In Central Florida, near Dade City, is an amazing spot. One of the thin places, where God seems very near. It’s so easy to just drive by, but once you know it’s there you’ll never visit the area without stopping by. It’s like stumbling onto a beautiful place deep in Europe, or somewhere from another time that was closer to God.
It’s called St. Leo Abbey, and Benedictine Monks live there and dedicate their lives to God, but they allow visitors to come and see their beautiful church, they allow retreats on the grounds (see here), they have a large gift shop (see here), and there’s much to see in the surrounding area.
Take a look at some photos from a visit there on Pentecost 2013 . . .
The history of St. Leo Abbey goes back to 1882 when Judge Edmund F. Dunne founded the Catholic colony of San Antonio. The Order of St. Benedict sent a German-speaking priest to minister to the growing German-immigrant population there. On June 4, 1889 both Saint Leo College and the Benedictine mission that would later become the Abbey were founded on land granted to the Order of Saint Benedict by Dunne. Saint Leo was officially designated an Abbey on September 25, 1902.
The Church of the Holy Cross at the Abbey was begun in 1935 and consecrated on January 29, 1948. (See the history of the Church here.) The lands are now a part of a 100-acre historic district surrounding the Abbey.

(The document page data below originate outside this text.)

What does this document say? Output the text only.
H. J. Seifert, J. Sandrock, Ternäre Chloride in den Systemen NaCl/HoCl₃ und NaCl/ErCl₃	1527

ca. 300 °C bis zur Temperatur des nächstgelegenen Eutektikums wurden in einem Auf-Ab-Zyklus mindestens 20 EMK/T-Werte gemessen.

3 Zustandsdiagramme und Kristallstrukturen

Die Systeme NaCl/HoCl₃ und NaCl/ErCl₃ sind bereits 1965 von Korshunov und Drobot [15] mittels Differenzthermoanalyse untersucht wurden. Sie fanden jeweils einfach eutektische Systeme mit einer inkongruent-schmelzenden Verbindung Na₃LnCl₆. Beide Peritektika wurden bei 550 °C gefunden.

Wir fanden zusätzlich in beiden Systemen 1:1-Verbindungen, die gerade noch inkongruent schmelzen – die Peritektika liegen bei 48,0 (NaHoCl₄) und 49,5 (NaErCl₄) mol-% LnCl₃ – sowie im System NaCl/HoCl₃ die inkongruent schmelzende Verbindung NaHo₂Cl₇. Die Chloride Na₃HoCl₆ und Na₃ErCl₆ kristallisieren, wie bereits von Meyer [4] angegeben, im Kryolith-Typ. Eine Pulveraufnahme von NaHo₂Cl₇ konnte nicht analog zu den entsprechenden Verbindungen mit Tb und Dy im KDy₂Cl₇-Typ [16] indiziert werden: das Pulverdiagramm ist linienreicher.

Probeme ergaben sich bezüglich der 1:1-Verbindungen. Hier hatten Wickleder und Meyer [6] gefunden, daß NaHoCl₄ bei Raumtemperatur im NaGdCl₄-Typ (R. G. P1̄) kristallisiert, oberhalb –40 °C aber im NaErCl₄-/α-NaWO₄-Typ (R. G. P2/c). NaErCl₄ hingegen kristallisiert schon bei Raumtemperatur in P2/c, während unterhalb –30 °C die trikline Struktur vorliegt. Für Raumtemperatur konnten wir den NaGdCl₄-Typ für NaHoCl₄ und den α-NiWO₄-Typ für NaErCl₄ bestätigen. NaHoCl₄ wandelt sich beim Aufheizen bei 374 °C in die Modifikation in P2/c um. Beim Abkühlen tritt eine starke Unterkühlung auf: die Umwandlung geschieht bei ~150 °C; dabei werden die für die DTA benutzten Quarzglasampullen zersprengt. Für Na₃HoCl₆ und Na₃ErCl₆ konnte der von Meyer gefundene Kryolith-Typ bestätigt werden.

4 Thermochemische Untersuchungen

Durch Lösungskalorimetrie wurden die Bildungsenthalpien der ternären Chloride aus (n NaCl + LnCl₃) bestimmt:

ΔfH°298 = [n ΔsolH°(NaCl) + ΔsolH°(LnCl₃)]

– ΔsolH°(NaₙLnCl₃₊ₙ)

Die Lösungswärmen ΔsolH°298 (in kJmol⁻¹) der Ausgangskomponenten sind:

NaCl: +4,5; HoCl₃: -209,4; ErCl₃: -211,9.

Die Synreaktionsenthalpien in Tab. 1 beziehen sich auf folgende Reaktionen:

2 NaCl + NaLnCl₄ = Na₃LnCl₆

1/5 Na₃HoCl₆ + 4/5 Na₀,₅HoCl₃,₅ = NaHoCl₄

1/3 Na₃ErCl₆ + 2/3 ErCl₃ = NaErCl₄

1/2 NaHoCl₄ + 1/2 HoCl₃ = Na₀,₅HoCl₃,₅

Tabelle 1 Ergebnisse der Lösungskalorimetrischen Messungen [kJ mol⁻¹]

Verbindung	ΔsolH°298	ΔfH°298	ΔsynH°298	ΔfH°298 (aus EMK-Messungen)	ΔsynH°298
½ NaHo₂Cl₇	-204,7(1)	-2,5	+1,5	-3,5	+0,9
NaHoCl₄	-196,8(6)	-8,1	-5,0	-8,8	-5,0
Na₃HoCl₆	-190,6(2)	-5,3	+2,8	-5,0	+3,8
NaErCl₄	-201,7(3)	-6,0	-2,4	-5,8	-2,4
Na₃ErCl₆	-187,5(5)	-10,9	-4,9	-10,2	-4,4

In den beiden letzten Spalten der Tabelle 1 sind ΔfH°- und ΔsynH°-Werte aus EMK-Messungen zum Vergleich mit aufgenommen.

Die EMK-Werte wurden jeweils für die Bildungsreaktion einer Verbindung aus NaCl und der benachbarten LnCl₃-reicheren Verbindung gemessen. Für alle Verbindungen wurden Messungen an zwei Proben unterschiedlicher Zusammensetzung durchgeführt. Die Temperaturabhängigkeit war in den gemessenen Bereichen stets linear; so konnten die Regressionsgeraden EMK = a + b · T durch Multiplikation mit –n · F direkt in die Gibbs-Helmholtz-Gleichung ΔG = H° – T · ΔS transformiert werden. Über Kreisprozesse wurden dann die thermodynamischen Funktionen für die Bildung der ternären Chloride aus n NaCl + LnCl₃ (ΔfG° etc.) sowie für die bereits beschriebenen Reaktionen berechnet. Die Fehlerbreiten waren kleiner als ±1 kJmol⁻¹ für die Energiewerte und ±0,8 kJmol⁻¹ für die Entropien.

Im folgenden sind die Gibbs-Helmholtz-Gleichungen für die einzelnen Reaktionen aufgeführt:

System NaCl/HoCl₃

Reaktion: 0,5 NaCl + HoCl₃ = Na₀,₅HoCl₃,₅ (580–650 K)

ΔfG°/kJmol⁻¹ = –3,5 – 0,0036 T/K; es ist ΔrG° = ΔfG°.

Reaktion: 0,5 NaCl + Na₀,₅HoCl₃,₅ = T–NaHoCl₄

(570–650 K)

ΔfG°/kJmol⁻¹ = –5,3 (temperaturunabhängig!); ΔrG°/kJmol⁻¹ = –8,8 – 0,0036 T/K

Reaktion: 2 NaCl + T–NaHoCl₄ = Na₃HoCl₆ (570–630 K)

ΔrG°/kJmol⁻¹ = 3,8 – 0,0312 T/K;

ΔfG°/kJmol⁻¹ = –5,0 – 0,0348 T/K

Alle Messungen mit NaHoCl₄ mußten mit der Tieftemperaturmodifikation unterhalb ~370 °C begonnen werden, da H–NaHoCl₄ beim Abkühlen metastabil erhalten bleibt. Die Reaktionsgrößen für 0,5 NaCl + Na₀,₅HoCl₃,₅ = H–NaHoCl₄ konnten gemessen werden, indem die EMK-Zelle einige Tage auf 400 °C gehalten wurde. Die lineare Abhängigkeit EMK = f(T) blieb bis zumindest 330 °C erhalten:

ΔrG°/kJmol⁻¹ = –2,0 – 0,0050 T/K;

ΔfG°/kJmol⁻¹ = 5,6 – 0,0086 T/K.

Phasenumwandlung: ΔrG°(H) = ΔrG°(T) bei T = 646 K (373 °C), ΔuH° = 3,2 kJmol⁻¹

State Road 52, off of I-75, is unassuming. The grounds are large yet appropriately modest, but the Church of the Holy Cross is simply stunning to walk into. It feels every bit the historic place that it is. The stone, the stain glass, the saints lining the walls, the movement of the monks coming and going. It is simply a beautiful place, a million happy miles from modernity.
While historic, at the same time it is a place in the world with modern problems. Presently they are having to fend off those who think that they should pay additional property taxes. This despite the fact that they already pay taxes on much of their land. Indeed they lease land to a golf course and a tavern, which perhaps rightly incur taxes. Still, the Abbey and its grounds are such a rare and beautiful place and should very much be protected instead of subject to additional challenges. (See the somewhat biased recent story on this in the Tampa Bay Times.)
With governments at all levels increasingly emboldened by a modernist society to remove the protections provided to religion, the action to force the Abbey to pay ever more taxes seems right in step with the times. But it is a shameful thing, a thing that people of conscience should help to resist. In the history of mankind monasteries, not unlike this one, have held the truths of civilization while the world surrounding them lost hold of those truths. They must be protected in case such a thing happens again, which hardly seems outside the realm of possibility.
The Abbey has its Oblates–lay Catholics who dedicate themselves to the principles of St. Benedict. Their website can be found here, their blog here and their Facebook page here. Down the street is the Holy Name Monastary, a convent of Benedictine nuns whose site can be found here.
While named after Pope St. Leo the Great, the monks and nuns are of the Order of St. Benedict. Some 1,500 years ago St. Benedict of Nursia wrote the Rule of St. Benedict, which speaks to the life of the Order to this day. The Order is one of the oldest in the Church, and its members largely withdraw from society to dedicate themselves to a life of praying for the world. (See more on the history of the Order here, and more on the meaning of the medal here.)
It only seems right to stop by and thank them, if you’re in the neighborhood.